Palabra de Verdad – Agosto 2018

Él ha querido engendrarnos por su Palabra de verdad,
para que seamos como las primicias de su creación.

Santiago 1:18

Mis hermanos y hermanas en Cristo:

A menudo les he hablado acerca del regalo de nuestra vida por parte Dios y nuestro deseo de estar en relación con Dios, quien nos busca siempre para estar en comunión con Él. Es nuestra comunión con Dios la que da las primicias; Jesús es el primer fruto de una nueva creación y nos convertimos en las primicias de Su cosecha abundante a través del Sacramento del Bautismo.

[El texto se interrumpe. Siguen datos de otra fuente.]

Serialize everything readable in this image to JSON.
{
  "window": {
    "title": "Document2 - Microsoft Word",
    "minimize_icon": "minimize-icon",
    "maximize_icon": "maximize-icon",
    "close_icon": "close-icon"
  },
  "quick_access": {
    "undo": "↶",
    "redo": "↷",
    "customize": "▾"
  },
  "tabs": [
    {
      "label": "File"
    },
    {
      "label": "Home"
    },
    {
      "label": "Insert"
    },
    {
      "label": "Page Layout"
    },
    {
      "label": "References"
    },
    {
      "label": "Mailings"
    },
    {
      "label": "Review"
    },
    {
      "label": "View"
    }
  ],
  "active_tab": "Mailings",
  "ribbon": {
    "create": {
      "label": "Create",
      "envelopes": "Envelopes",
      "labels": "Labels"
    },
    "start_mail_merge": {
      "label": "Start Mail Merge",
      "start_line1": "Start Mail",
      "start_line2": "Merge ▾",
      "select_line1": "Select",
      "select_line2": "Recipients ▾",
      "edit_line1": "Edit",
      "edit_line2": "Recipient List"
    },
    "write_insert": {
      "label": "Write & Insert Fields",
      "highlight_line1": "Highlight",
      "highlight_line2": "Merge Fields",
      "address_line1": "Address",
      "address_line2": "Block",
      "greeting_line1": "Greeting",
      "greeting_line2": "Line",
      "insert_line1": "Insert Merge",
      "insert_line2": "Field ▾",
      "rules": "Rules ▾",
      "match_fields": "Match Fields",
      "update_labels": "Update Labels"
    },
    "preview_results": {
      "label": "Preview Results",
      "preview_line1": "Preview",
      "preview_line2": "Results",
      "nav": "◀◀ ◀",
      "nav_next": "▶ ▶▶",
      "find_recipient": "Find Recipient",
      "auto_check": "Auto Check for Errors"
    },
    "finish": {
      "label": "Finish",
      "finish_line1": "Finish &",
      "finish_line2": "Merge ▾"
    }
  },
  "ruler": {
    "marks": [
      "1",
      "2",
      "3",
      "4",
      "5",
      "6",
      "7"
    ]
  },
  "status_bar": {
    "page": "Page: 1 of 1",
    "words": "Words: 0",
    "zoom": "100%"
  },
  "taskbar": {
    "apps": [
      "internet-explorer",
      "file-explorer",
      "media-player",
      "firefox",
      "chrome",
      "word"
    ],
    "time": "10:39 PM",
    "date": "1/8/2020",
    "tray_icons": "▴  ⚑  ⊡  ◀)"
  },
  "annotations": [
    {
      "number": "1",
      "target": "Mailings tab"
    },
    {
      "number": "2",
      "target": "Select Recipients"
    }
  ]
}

La abundante cosecha continúa prosperando solo si vivimos según la Palabra de Verdad. La Iglesia es santa por la bondad de muchos, laicos, religiosos y clérigos, que diariamente buscan vivir según la Palabra de Verdad. Santiago nos recuerda que el Padre de las luces nos concede a todos los bienes y cada don perfecto, y en Él no hay variación ni sombra.

Durante estas últimas semanas, mi corazón está dolido por la tristeza y, como usted, me siento abrumado por la sombra proyectada por la información acerca de la conducta sexual inapropiada dentro de la Iglesia. Es horrible y difícil de entender cómo estos hombres consagrados dejaron la Palabra de Verdad hace tantos años.

Algunos de ustedes han pedido garantías de que estamos atentos para mantener a nuestras familias a salvo de daños. Es responsabilidad de todos proteger a quienes nos rodean.

En 1995, la Diócesis de Orlando creó una Junta Diocesana de Revisión de Laicos para supervisar la creación de pólizas y revisión de situaciones que involucran alegaciones de mala conducta sexual. Nuestras pólizas se revisan anualmente y se actualizan cuando corresponde a medida que gestionamos la tecnología y los cambios. En 1997, la Diócesis de Orlando comenzó un programa de entrenamiento de ambiente seguro y huellas dactilares para el clero, religiosos, personal laico y poco después lo amplió para incluir voluntarios que sirven a poblaciones vulnerables. Hay una evaluación exhaustiva de los seminaristas.

Nuestra póliza establece que cuando somos informados de una acusación de abuso, reportamos la información a las autoridades y publicamos el número de teléfono de abuso para nuestro personal, voluntarios y feligreses. Cuando un sacerdote es removido del ministerio, se hace una notificación pública a nuestras parroquias y escuelas. El coordinador diocesano de asistencia a víctimas busca ayudar a la víctima en la sanación. Les pedimos a aquellos que han sido perjudicados que se animen y den un paso adelante porque los vamos a escuchar. Nuestros niños en nuestras escuelas católicas y programas de formación en la fe aprenden acerca de lo que significa ser un hijo de Dios y la dignidad ofrecida a cada uno por su esencia sagrada. La Diócesis de Orlando participa voluntariamente en una auditoría anual de prácticas de ambiente seguro y ha recibido aprobación de la auditoría cada año desde que las auditorías han sido ofrecidas.

Esta lista ejemplifica cómo atendemos a los quebrantados de corazón y alimentamos a los hijos de Dios. No puede articular la profunda atención ofrecida por tantos a través de los años para crear la oportunidad de un ambiente seguro. Estoy agradecido con cada uno de ustedes por ser parte de la comunidad de fe que estrecha en los brazos con la ternura de Jesús, nuestro Buen Pastor, a los más vulnerables. Desde que vine a servirles como obispo, con su ayuda, hemos hecho nuestro mejor esfuerzo para salvaguardar esta comunidad de fe dentro de los nueve condados de la Diócesis de Orlando.

Jesús dijo: “De las personas, de sus corazones, vienen los malos pensamientos, la impiedad, el robo, el asesinato, adulterio, avaricia, malicia, engaño, libertinaje, envidia, blasfemia, arrogancia, locura. Todos estos males vienen de adentro y contaminan”. Oren conmigo para que acojamos humildemente la Palabra que se ha plantado en nosotros y que es capaz de salvar nuestras almas.